Ertuğrul Özkök’ü hayal kırıklığına uğratmak istemem ama basın ve iletişim dünyasından 40 kadın bir araya geldi mi, konu basın dünyasının erkekleri olmuyor.
Çok şükür, ufkumuz daha geniş, aynı isimler, aynı anılar etrafında dönüp durmuyoruz.
Yine de şunu belirtmeliyim, velev ki 40 kadın gazeteci 5 erkek gazeteci seçmek üzere bir oylama yapıyor, benim top 5 listemin başında açık ara ile Güneri Cıvaoğlu gelir.
Masa başı gazetecilikle olay yerinden bildirmenin arasındaki fark deyip geçelim.
Listelenen top 5 arasında öne çıkan ise sahne farkıyla Mehmet Y. Yılmaz.
‘Bir derdim var’ şarkısını yorumuyla bırakın bu listeyi, Power Türk listelerinde de top 5’e girebilir.
Yine de böyle bir seçim yapılacaksa, öncesinde kimseyi etkilemek istemem, tamamen özgür iradeyle oy kullanılmalı.
Diğer arkadaşlarımın ve meslek büyüklerimin seçimlerini bilmem, bilsem de burada paylaşmam.
‘Örgütlenip, gizlice buluştular’ diyenlere
Magazini bir kenara bırakırsak, uğraşsanız olmayacak bir geceydi, bu 40 kadının bir araya gelmesi.
Siz bakmayın, “WhatsApp’tan örgütlenip gizlice buluştular” dediklerine, her şey kendiliğinden gelişti.
Toplantılardan, iş yemeklerinden, zorunlu yılbaşı davetlerinden kaçıp kendi aramızda kendi seçtiğimiz bir yerde yemekte özlediklerimizle hasret gidermek istedik.
Şelale Kadak, Deniz Alphan ve Elçin Yahşi’nin “5-6 kişi buluşalım, Uğurlu’ya gidelim” diye başlattığı programa 40 kişinin katılmasını hiçbirimiz beklemiyorduk.

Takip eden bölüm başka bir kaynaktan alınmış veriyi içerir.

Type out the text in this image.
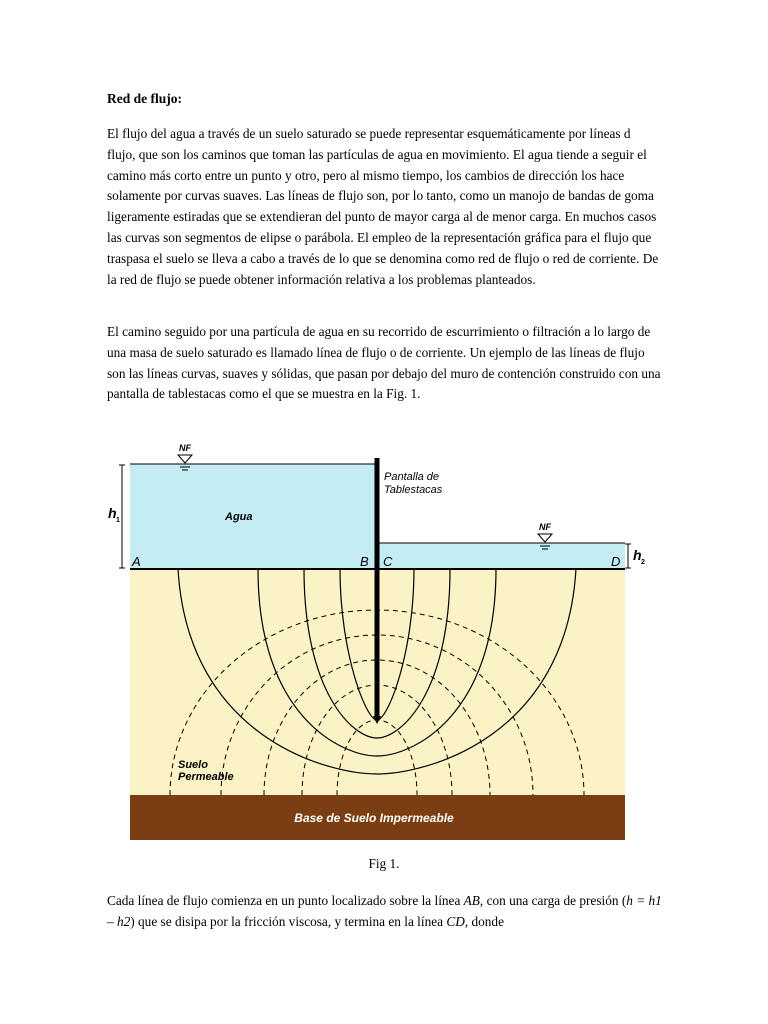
Red de flujo:

El flujo del agua a través de un suelo saturado se puede representar esquemáticamente por líneas d flujo, que son los caminos que toman las partículas de agua en movimiento. El agua tiende a seguir el camino más corto entre un punto y otro, pero al mismo tiempo, los cambios de dirección los hace solamente por curvas suaves. Las líneas de flujo son, por lo tanto, como un manojo de bandas de goma ligeramente estiradas que se extendieran del punto de mayor carga al de menor carga. En muchos casos las curvas son segmentos de elipse o parábola. El empleo de la representación gráfica para el flujo que traspasa el suelo se lleva a cabo a través de lo que se denomina como red de flujo o red de corriente. De la red de flujo se puede obtener información relativa a los problemas planteados.

El camino seguido por una partícula de agua en su recorrido de escurrimiento o filtración a lo largo de una masa de suelo saturado es llamado línea de flujo o de corriente. Un ejemplo de las líneas de flujo son las líneas curvas, suaves y sólidas, que pasan por debajo del muro de contención construido con una pantalla de tablestacas como el que se muestra en la Fig. 1.

NF
NF
h 1
h 2
Agua
Pantalla de
Tablestacas
A	B C	D
Suelo
Permeable
Base de Suelo Impermeable

Fig 1.

Cada línea de flujo comienza en un punto localizado sobre la línea AB, con una carga de presión (h = h1 – h2) que se disipa por la fricción viscosa, y termina en la línea CD, donde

Lokantada daha fazla yer olsaydı, aramızda olmasını isteyeceğimiz daha çok arkadaşımız vardı.
Basından ve iletişim dünyasından 40 kadın bir araya gelince sanıldığı gibi top 10 listeleri yapılmadı.
Basından bir erkek davet edilse bu kim olurdu diye konuşulmadı.
Doğrusu, konuşulsa da hemfikir olunacak bir aday yoktu.
Aramızda bir tek erkek vardı, o da Uğur Çelik.
Uğur, Nişantaşı’ndaki Kantin lokantasının müdavimlerinin yakından tanıdığı bir yüz.
Tam 15 yıl boyunca Şemsa Denizsel’le çalıştı, sonra Çapa’da kendi yerini açmak üzere Kantin’den ayrıldı.
Böyle durumlarda hep tatsızlık olur, usta-çırak birbirine düşman olur.
Öyle olmadı.
Çapa’daki Uğurlu lokantasını Şemsa Denizsel de, dostları da destekledi.
Hatta logosunu bile Bülent Erkmen yaptı.
Zaten bu gecenin amacı arkadaşların bir araya gelmesi olduğu kadar Uğur’un güzel yemeklerini yiyerek Uğurlu lokantasına da destek olmaktı.
İşte bu yüzden gecenin en gururlu ismi Şemsa Denizsel’di.
#butunkizlartoplandik toplu fotoğrafımızdan daha çok bizi etkileyen de Şemsa ve Uğur’un fotoğrafıydı.
Üzgünüm Ertuğrul Bey ama gecenin tek seçilen erkeği Uğur Çelik’ti.